Editor’s Note:  Forbes has it completely wrong in criticizing the President’s selection of the National Institute of Standards and Technology (NIST) to develop the Executive Order’s Cybersecurity Framework. Throughout the implementation of FISMA and other activities, NIST has proven itself from a technical and management standpoint to have the knowledge, skills, deep understanding of national and international standards processes, and the commitment to transparency necessary to develop the Framework.  The career professionals and leadership of NIST were the exact right choice by the President for the crucial task of developing the Cybersecurity Framework.

Obama’s Cybersecurity Action Reaches Too Far

Jody Westby

Since nothing has been happening in Washington lately except speeches, President Obama seized the moment and ended his State of the Union day by issuing an Executive Order (EO) and Presidential Policy Directive 21 (PPD-21) on critical infrastructure cybersecurity.  As expected, the EO, closely tracked the leaked draft dated November 21, 2012.

The EO actually does a couple of good things: It authorizes government agencies to share classified and unclassified threat and technical information with critical infrastructure owners and operators and allows for the expedited processing of security clearances to personnel within these entities.  This step should have been taken about ten years ago, but at least the government finally figured out that it could stop talking about information sharing and assistance and actually make it happen.

The EO gets it wrong by directing the National Institute of Standards and Technology (NIST) to develop a Cybersecurity Framework that includes “standards, methodologies, procedures, and processes . . . to address cyber risk.”  Although one section of the EO establishes a voluntary program to support the adoption of the Framework by critical infrastructure owners and operators, another provision directs federal agencies with regulatory authority over these entities to submit a report on whether they have “clear authority to establish requirements” based on the Framework.  The writing is on the wall: the Administration intends to maximize its regulatory powers to make the Cybersecurity Framework mandatory.
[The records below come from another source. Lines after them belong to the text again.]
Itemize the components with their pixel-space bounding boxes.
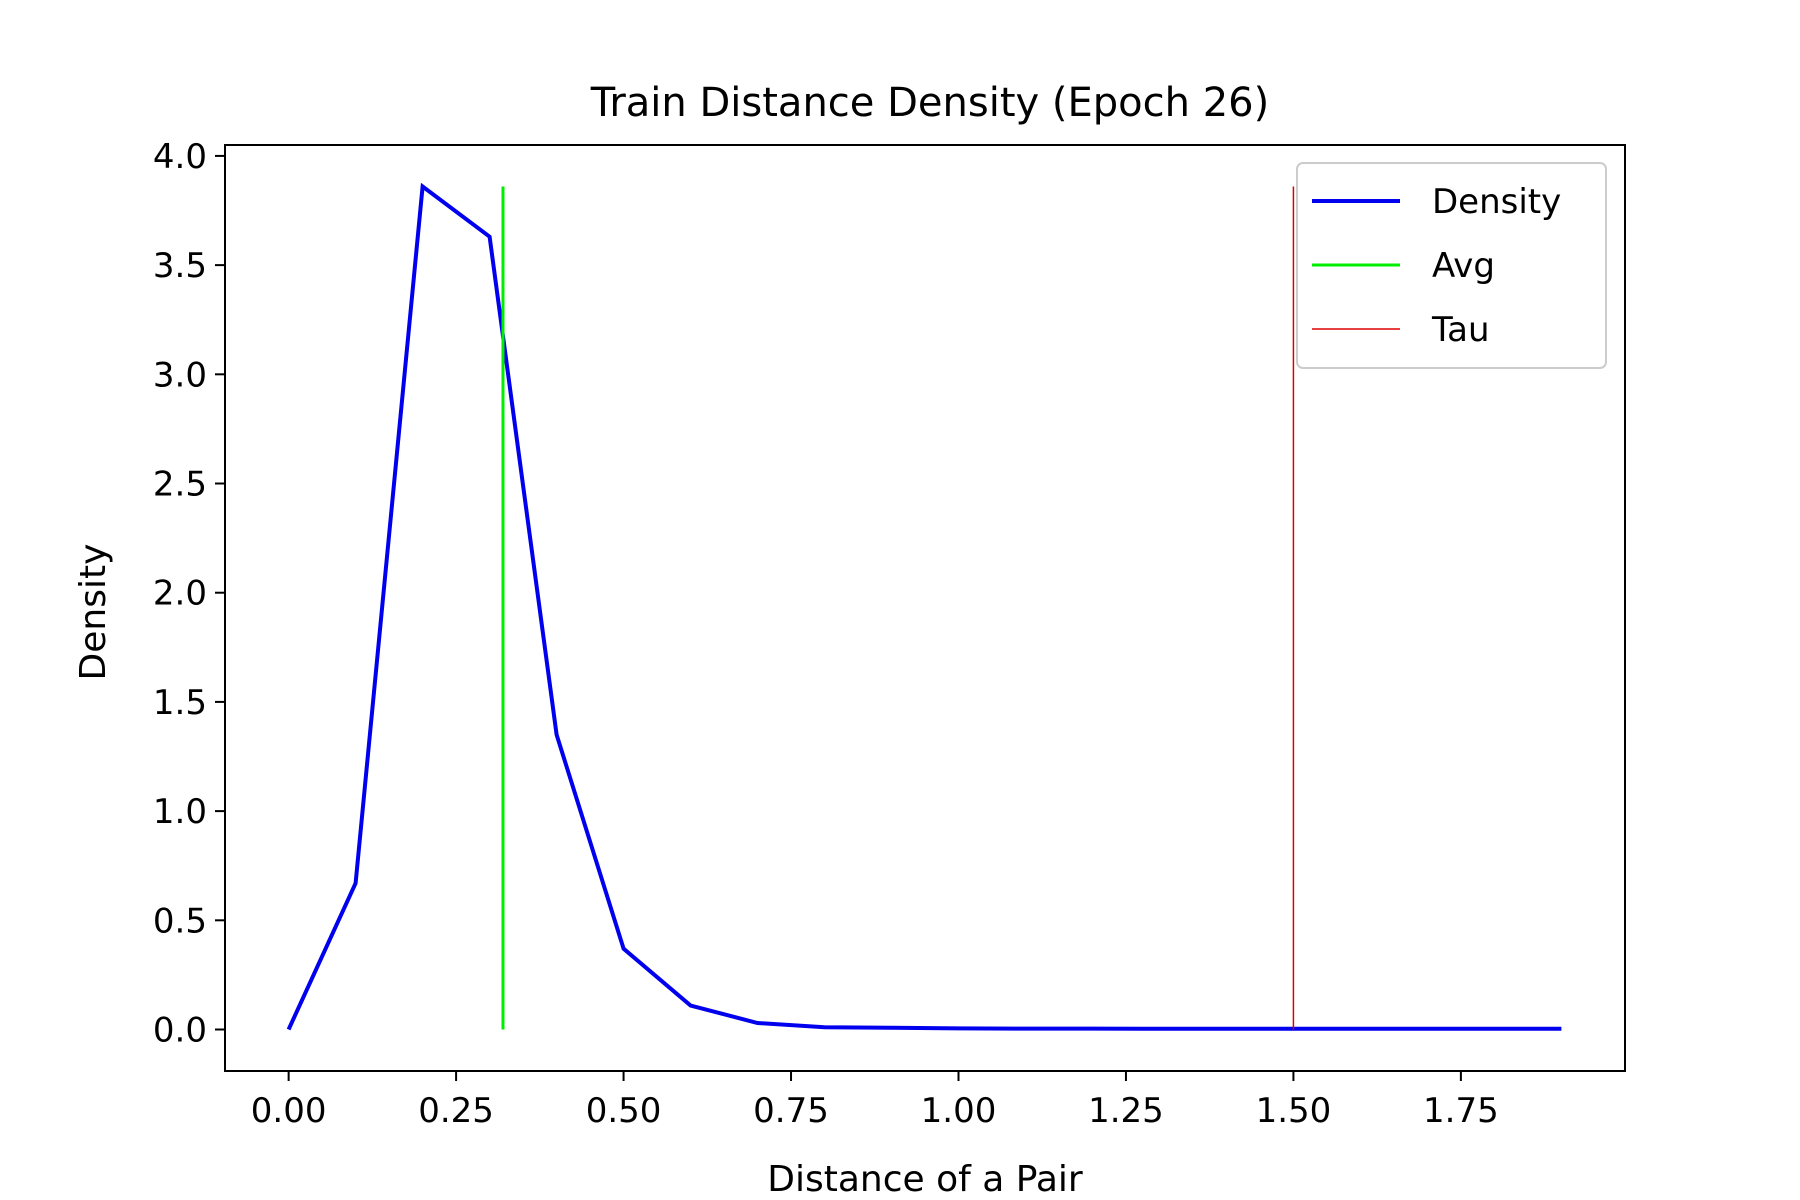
legend-label: Density [1432,182,1561,222]
legend: Density Avg Tau [1296,162,1607,369]
series-line-density [286,182,1562,1031]
y-tick-label: 2.0 [153,574,207,614]
legend-box [1296,162,1607,369]
y-tick-label: 1.5 [153,683,207,723]
y-tick-label: 1.0 [153,792,207,832]
x-axis-label: Distance of a Pair [767,1159,1083,1200]
x-tick-label: 0.50 [586,1091,662,1131]
y-axis-label: Density [73,544,114,681]
y-tick-label: 0.5 [153,901,207,941]
x-tick-label: 0.00 [251,1091,327,1131]
y-axis: 0.0 0.5 1.0 1.5 2.0 2.5 3.0 3.5 4.0 [153,137,225,1051]
x-tick-label: 1.25 [1088,1091,1164,1131]
plot-frame [224,144,1626,1072]
y-tick-label: 4.0 [153,137,207,177]
y-tick-label: 2.5 [153,465,207,505]
y-tick-label: 3.0 [153,355,207,395]
y-tick-label: 0.0 [153,1011,207,1051]
y-tick-label: 3.5 [153,246,207,286]
x-tick-label: 1.00 [921,1091,997,1131]
x-tick-label: 0.75 [753,1091,829,1131]
x-tick-label: 0.25 [418,1091,494,1131]
plot-area [286,182,1562,1031]
chart-title: Train Distance Density (Epoch 26) [590,80,1269,126]
legend-label: Tau [1431,310,1490,350]
x-tick-label: 1.75 [1423,1091,1499,1131]
legend-label: Avg [1432,246,1495,286]
x-axis: 0.00 0.25 0.50 0.75 1.00 1.25 1.50 1.75 [251,1071,1499,1131]
x-tick-label: 1.50 [1256,1091,1332,1131]
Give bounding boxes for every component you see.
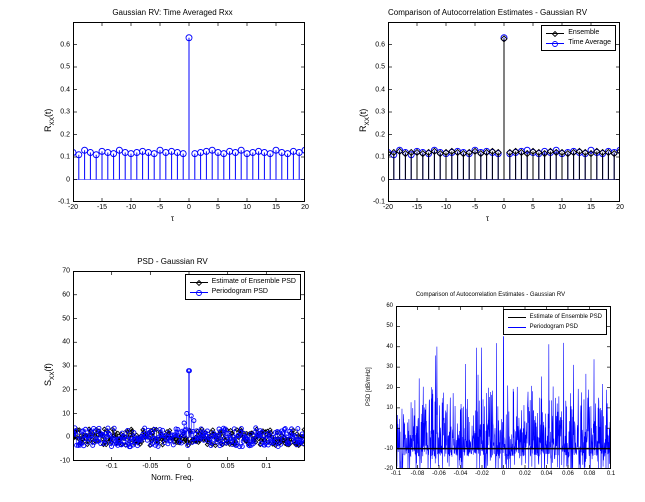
ylabel: PSD [dB/mHz] [366, 367, 372, 406]
ytick-label: 0.1 [60, 154, 70, 161]
xtick-label: 15 [587, 204, 595, 211]
ylabel: RXX(t) [43, 109, 56, 132]
ytick-label: 0.3 [375, 109, 385, 116]
chart-title: Comparison of Autocorrelation Estimates … [340, 8, 635, 17]
xtick-label: -0.02 [475, 471, 489, 477]
xtick-label: -0.06 [432, 471, 446, 477]
ytick-label: 0 [66, 434, 70, 441]
ytick-label: 40 [62, 339, 70, 346]
xtick-label: -0.08 [411, 471, 425, 477]
ytick-label: 0 [381, 176, 385, 183]
xtick-label: -10 [126, 204, 136, 211]
panel-p3: PSD - Gaussian RV -0.1 -0.05 0 0.05 0.1 -10 0 10… [25, 255, 320, 490]
legend-label: Ensemble [568, 28, 599, 38]
xtick-label: 0.1 [607, 471, 615, 477]
ytick-label: 70 [62, 268, 70, 275]
ytick-label: 0 [66, 176, 70, 183]
ytick-label: 0.4 [375, 86, 385, 93]
chart-svg [73, 22, 305, 202]
ytick-label: 0.5 [60, 64, 70, 71]
legend-label: Periodogram PSD [212, 287, 268, 297]
ylabel: RXX(t) [358, 109, 371, 132]
legend-item: Estimate of Ensemble PSD [508, 312, 602, 322]
xtick-label: 0.08 [584, 471, 596, 477]
chart-title: Comparison of Autocorrelation Estimates … [358, 292, 623, 298]
legend: Estimate of Ensemble PSDPeriodogram PSD [185, 274, 301, 300]
ytick-label: 50 [62, 315, 70, 322]
ytick-label: -10 [384, 446, 393, 452]
xtick-label: 0.05 [221, 463, 235, 470]
legend-label: Estimate of Ensemble PSD [530, 312, 602, 322]
ytick-label: 10 [62, 410, 70, 417]
ytick-label: 0.2 [60, 131, 70, 138]
panel-p1: Gaussian RV: Time Averaged Rxx-20-15-10-… [25, 6, 320, 226]
xtick-label: 20 [616, 204, 624, 211]
ytick-label: -10 [60, 458, 70, 465]
xtick-label: 5 [216, 204, 220, 211]
xtick-label: -5 [472, 204, 478, 211]
chart-title: Gaussian RV: Time Averaged Rxx [25, 8, 320, 17]
xtick-label: 0 [502, 471, 505, 477]
ytick-label: 0.4 [60, 86, 70, 93]
ytick-label: 20 [62, 386, 70, 393]
ytick-label: 60 [62, 291, 70, 298]
xlabel: τ [340, 214, 635, 223]
panel-p2: Comparison of Autocorrelation Estimates … [340, 6, 635, 226]
legend-item: Periodogram PSD [190, 287, 296, 297]
xtick-label: -5 [157, 204, 163, 211]
xtick-label: -15 [97, 204, 107, 211]
ytick-label: 30 [386, 364, 393, 370]
xtick-label: 20 [301, 204, 309, 211]
ytick-label: 50 [386, 323, 393, 329]
ytick-label: 0 [390, 425, 393, 431]
ytick-label: 0.6 [60, 41, 70, 48]
ytick-label: 0.1 [375, 154, 385, 161]
xtick-label: 10 [243, 204, 251, 211]
ytick-label: 40 [386, 344, 393, 350]
xtick-label: -10 [441, 204, 451, 211]
ytick-label: -0.1 [58, 199, 70, 206]
xtick-label: -15 [412, 204, 422, 211]
panel-p4: Comparison of Autocorrelation Estimates … [358, 290, 623, 490]
xtick-label: 0.1 [261, 463, 271, 470]
xtick-label: 0.02 [519, 471, 531, 477]
xtick-label: 0.06 [562, 471, 574, 477]
ytick-label: 0.3 [60, 109, 70, 116]
plot-area [73, 22, 305, 202]
xtick-label: -0.05 [142, 463, 158, 470]
ytick-label: 10 [386, 405, 393, 411]
xtick-label: 10 [558, 204, 566, 211]
legend-label: Periodogram PSD [530, 322, 578, 332]
legend-label: Estimate of Ensemble PSD [212, 277, 296, 287]
xtick-label: 5 [531, 204, 535, 211]
legend-item: Ensemble [546, 28, 611, 38]
ytick-label: 0.5 [375, 64, 385, 71]
xtick-label: -0.04 [454, 471, 468, 477]
ytick-label: -0.1 [373, 199, 385, 206]
legend-item: Estimate of Ensemble PSD [190, 277, 296, 287]
xlabel: τ [25, 214, 320, 223]
xtick-label: 0 [502, 204, 506, 211]
legend-label: Time Average [568, 38, 611, 48]
legend-item: Periodogram PSD [508, 322, 602, 332]
legend-item: Time Average [546, 38, 611, 48]
xtick-label: 0.04 [541, 471, 553, 477]
ylabel: SXX(f) [43, 363, 56, 386]
ytick-label: 0.2 [375, 131, 385, 138]
xtick-label: 0 [187, 204, 191, 211]
chart-title: PSD - Gaussian RV [25, 257, 320, 266]
legend: EnsembleTime Average [541, 25, 616, 51]
ytick-label: 30 [62, 363, 70, 370]
ytick-label: 0.6 [375, 41, 385, 48]
xlabel: Norm. Freq. [25, 473, 320, 482]
xtick-label: 15 [272, 204, 280, 211]
ytick-label: -20 [384, 466, 393, 472]
ytick-label: 60 [386, 303, 393, 309]
legend: Estimate of Ensemble PSDPeriodogram PSD [503, 309, 607, 335]
ytick-label: 20 [386, 385, 393, 391]
figure: Gaussian RV: Time Averaged Rxx -20 -15 -10 -… [0, 0, 645, 502]
xtick-label: -0.1 [106, 463, 118, 470]
xtick-label: 0 [187, 463, 191, 470]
Why is this wrong?  Because there is already a long list of internationally accepted best practices and standards (see my earlier blog listing them) that are available to critical infrastructure companies, which includes NIST’s guidance and standards that are freely available from its Cyber Security Resource Center.  Cyber threats change on a daily basis, and security programs have to adapt to counter them.  Mandatory requirements will only drive attention and money away from countering the real, current threat to checking compliance boxes.